Question

Using `sin^2x+cos^2x=1` and other trig properties, simplify the following: `{cos^2 x tan^2 x }/{ 1-sin^2 x}` ? Show all work.

Answer 1

`{cos^2 x tan ^2 x}/{1 - sin ^2 x} ={ \cos ^2 x \ {sin ^2 x}/{cos ^2 x} }/{ cos ^2 x} = {sin ^2 x}/{cos^2x } = tan ^2 x`

Explanation:

Show all work? Goes without saying.

Not too much work here.
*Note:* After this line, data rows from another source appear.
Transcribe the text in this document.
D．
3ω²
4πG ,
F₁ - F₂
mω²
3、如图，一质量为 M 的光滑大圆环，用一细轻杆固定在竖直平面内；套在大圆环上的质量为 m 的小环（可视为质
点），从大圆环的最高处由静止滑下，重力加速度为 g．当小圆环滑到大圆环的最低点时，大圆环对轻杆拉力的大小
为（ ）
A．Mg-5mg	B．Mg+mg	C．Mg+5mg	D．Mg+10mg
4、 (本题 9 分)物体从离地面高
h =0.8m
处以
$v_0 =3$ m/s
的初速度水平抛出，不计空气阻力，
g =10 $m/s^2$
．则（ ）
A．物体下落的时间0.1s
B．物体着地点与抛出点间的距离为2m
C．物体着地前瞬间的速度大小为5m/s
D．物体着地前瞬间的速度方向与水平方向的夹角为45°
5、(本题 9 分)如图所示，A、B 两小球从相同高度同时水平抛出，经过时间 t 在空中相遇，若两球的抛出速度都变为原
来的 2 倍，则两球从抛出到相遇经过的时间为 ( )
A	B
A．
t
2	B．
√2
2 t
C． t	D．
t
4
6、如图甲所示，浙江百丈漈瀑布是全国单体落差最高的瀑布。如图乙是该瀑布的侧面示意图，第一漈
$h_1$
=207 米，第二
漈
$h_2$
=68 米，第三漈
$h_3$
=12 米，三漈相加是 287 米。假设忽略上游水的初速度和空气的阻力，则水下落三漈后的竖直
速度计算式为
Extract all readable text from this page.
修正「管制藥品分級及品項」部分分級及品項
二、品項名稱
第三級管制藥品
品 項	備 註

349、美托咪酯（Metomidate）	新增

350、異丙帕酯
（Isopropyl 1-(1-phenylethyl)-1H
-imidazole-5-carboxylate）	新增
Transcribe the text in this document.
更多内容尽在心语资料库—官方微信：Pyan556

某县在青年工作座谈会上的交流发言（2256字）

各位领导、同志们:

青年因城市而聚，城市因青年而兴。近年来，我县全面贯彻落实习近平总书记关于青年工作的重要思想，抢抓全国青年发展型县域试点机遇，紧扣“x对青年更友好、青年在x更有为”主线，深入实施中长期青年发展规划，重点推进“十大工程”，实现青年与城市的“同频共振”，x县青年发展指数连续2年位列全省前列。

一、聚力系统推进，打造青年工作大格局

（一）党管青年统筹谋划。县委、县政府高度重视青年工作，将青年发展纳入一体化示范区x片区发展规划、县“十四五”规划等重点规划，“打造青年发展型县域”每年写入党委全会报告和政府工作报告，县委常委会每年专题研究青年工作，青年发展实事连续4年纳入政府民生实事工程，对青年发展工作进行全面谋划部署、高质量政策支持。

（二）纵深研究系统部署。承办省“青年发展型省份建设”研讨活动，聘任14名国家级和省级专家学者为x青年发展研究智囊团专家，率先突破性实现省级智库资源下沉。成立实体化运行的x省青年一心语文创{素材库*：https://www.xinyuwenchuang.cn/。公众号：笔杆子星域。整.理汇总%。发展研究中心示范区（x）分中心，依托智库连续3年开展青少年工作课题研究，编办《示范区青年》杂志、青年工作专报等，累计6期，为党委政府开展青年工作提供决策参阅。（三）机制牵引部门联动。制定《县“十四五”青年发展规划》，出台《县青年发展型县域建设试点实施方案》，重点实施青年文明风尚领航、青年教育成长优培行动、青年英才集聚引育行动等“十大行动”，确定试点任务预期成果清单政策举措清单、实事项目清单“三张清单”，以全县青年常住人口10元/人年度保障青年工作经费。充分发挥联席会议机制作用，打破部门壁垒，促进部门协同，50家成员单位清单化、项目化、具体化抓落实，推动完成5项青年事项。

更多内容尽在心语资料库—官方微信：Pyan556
We substitute

`tan^2 x = sin ^2 x / cos ^2 x`

`cos ^2 x + sin ^2 x = 1`

`1 - sin ^2 x = cos ^2 x`

So

`{cos^2 x tan ^2 x}/{1 - sin ^2 x} ={ \cos ^2 x \ {sin ^2 x}/{cos ^2 x} }/{ cos ^2 x} = {sin ^2 x}/{cos^2x } = tan ^2 x`

Answer 2

`(cos^2x*tan^2x)/(1-sin^2x)=tan^2x`

Explanation:

We have,

`sin^2x+cos^2x=1`

`=>cos^2x=1-sin^2x`

So,

#(cos^2x*tan^2x)/(1-sin^2x)= (cancel(cos^2x)tan^2x)/cancel(cos^2x)=tan^2x#